When President Obama met with Reagan’s widow in the summer of 2009, making up for an unfortunate quip – about which, the less said, the better — he got it just about right: “President Reagan helped as much as any president to restore a sense of optimism in our country, a spirit that transcended politics — that transcended even the most heated arguments of the day.”

Then, when Kemp died in 2009, Obama reflected: “Jack Kemp’s commitment to public service and his passion for politics influenced not only the direction of his party, but his country. From his tenure as a Buffalo congressman to his ascent in national politics, Jack Kemp was a man who could fiercely advocate his own beliefs and principles while also remembering the lessons he learned years earlier on the football field: that bitter divisiveness between race and class and station only stood in the way of the ‘common aim of a team to win.’

When President Obama presented Kemp a posthumous Medal of Freedom on August 12, 2009, he commented, “Told he was too small to play college football, Jack Kemp became a pro quarterback. Cut by four teams, he led the Buffalo Bills to two championships. Football, he once said, gave him a good sense of perspective about politics: He’d ‘already been booed, cheered, cut, sold, [and traded ].’ Makes me feel better.
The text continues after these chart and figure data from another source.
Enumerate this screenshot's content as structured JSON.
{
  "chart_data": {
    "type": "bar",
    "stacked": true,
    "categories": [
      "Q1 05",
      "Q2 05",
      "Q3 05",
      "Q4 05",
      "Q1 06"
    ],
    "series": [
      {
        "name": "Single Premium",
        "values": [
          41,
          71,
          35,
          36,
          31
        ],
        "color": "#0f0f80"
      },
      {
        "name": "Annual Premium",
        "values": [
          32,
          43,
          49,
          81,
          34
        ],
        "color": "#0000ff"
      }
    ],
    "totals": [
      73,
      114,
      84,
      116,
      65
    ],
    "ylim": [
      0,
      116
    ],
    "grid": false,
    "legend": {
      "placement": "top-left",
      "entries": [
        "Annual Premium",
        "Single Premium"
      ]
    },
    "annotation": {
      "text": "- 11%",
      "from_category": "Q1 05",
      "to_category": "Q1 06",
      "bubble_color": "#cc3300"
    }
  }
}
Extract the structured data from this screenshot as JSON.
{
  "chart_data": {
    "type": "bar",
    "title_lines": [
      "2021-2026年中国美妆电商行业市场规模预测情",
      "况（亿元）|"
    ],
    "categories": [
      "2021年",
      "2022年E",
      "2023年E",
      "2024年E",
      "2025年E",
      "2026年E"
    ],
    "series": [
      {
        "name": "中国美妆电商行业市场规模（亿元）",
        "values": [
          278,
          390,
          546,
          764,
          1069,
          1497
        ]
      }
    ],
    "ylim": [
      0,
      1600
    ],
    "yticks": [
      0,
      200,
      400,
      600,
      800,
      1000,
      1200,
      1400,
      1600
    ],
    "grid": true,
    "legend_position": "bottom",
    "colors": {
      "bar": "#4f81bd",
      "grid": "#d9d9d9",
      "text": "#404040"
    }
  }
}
A conservative thinker, a Republican leader, and a defender of civil rights, he was that rare patriot who put country over party, never forgetting what he learned on the gridiron — that it takes each of us doing our part, and all of us working together, to achieve a common goal. It’s a life from which we can all draw lessons, Democrat and Republican alike.”

Which brings me back to Reagan. 

People who knew him well, like Peggy Noonan, and not well enough, like me, still lift up Reagan’s memory because he said and did so many things we cherish, including his stories about the place where he lived so nobly for eight years.
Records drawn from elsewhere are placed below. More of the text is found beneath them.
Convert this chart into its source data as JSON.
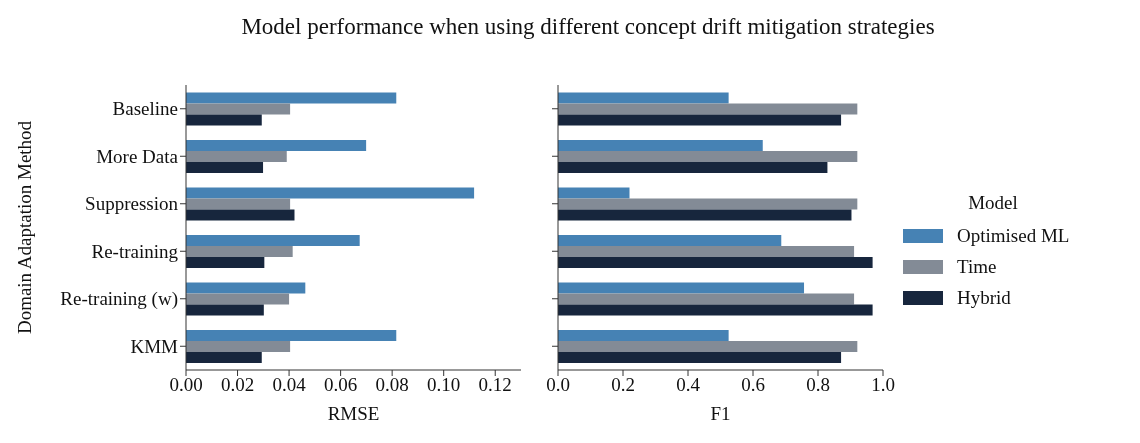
{
  "chart_data": [
    {
      "type": "bar",
      "orientation": "horizontal",
      "title": "Model performance when using different concept drift mitigation strategies",
      "xlabel": "RMSE",
      "ylabel": "Domain Adaptation Method",
      "categories": [
        "Baseline",
        "More Data",
        "Suppression",
        "Re-training",
        "Re-training (w)",
        "KMM"
      ],
      "series": [
        {
          "color": "#4682b4",
          "values": [
            0.0816,
            0.0699,
            0.1118,
            0.0674,
            0.0463,
            0.0816
          ]
        },
        {
          "color": "#838b96",
          "values": [
            0.0404,
            0.0391,
            0.0404,
            0.0414,
            0.04,
            0.0404
          ]
        },
        {
          "color": "#17263d",
          "values": [
            0.0294,
            0.0299,
            0.0421,
            0.0304,
            0.0302,
            0.0294
          ]
        }
      ],
      "xlim": [
        0,
        0.13
      ],
      "xticks": [
        {
          "value": 0,
          "label": "0.00"
        },
        {
          "value": 0.02,
          "label": "0.02"
        },
        {
          "value": 0.04,
          "label": "0.04"
        },
        {
          "value": 0.06,
          "label": "0.06"
        },
        {
          "value": 0.08,
          "label": "0.08"
        },
        {
          "value": 0.1,
          "label": "0.10"
        },
        {
          "value": 0.12,
          "label": "0.12"
        }
      ]
    },
    {
      "type": "bar",
      "orientation": "horizontal",
      "xlabel": "F1",
      "legend_title": "Model",
      "legend": "right",
      "tick_labels": "x",
      "categories": [
        null,
        null,
        null,
        null,
        null,
        null
      ],
      "series": [
        {
          "name": "Optimised ML",
          "color": "#4682b4",
          "values": [
            0.525,
            0.63,
            0.22,
            0.687,
            0.757,
            0.525
          ]
        },
        {
          "name": "Time",
          "color": "#838b96",
          "values": [
            0.921,
            0.921,
            0.921,
            0.911,
            0.911,
            0.921
          ]
        },
        {
          "name": "Hybrid",
          "color": "#17263d",
          "values": [
            0.871,
            0.829,
            0.903,
            0.968,
            0.968,
            0.871
          ]
        }
      ],
      "xlim": [
        0,
        1
      ],
      "xticks": [
        {
          "value": 0,
          "label": "0.0"
        },
        0.2,
        0.4,
        0.6,
        0.8,
        {
          "value": 1,
          "label": "1.0"
        }
      ]
    }
  ]
}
I share stories about the past because I want to believe America in the future can transcend the terrible divide we face today. I believe that free people can indeed preserve the Constitutional Republic that Ben Franklin, James Madison and all the Founders gave us. 

I will not surrender my views of what is best for the country I love. What I believe is best bears  little resemblance to the agenda of the man who recently won the presidency, and only occasional resemblance to the views of the incumbent President he defeated.

My rights to hold such beliefs come from the One Who created me. 
This is one of those beliefs: The Constitution forged in great minds, the heroic history that elevated George Washington, Thomas Jefferson and John Adams led to the trials and triumphs of Jack Kennedy and Ron Reagan, and to the events of recent years.

JFK and Reagan, Kemp and Bork, Bronstein and the Framers have all moved on to another sphere of existence. My time will come. 

Death comes to us all, but somehow the constitutional democratic Republic we call America lives on. 
Let’s keep it, or go down fighting.

Note: Minor grammatical changes, but no changes in substance or tone, were made in this essay two days after its first posting in November 2020.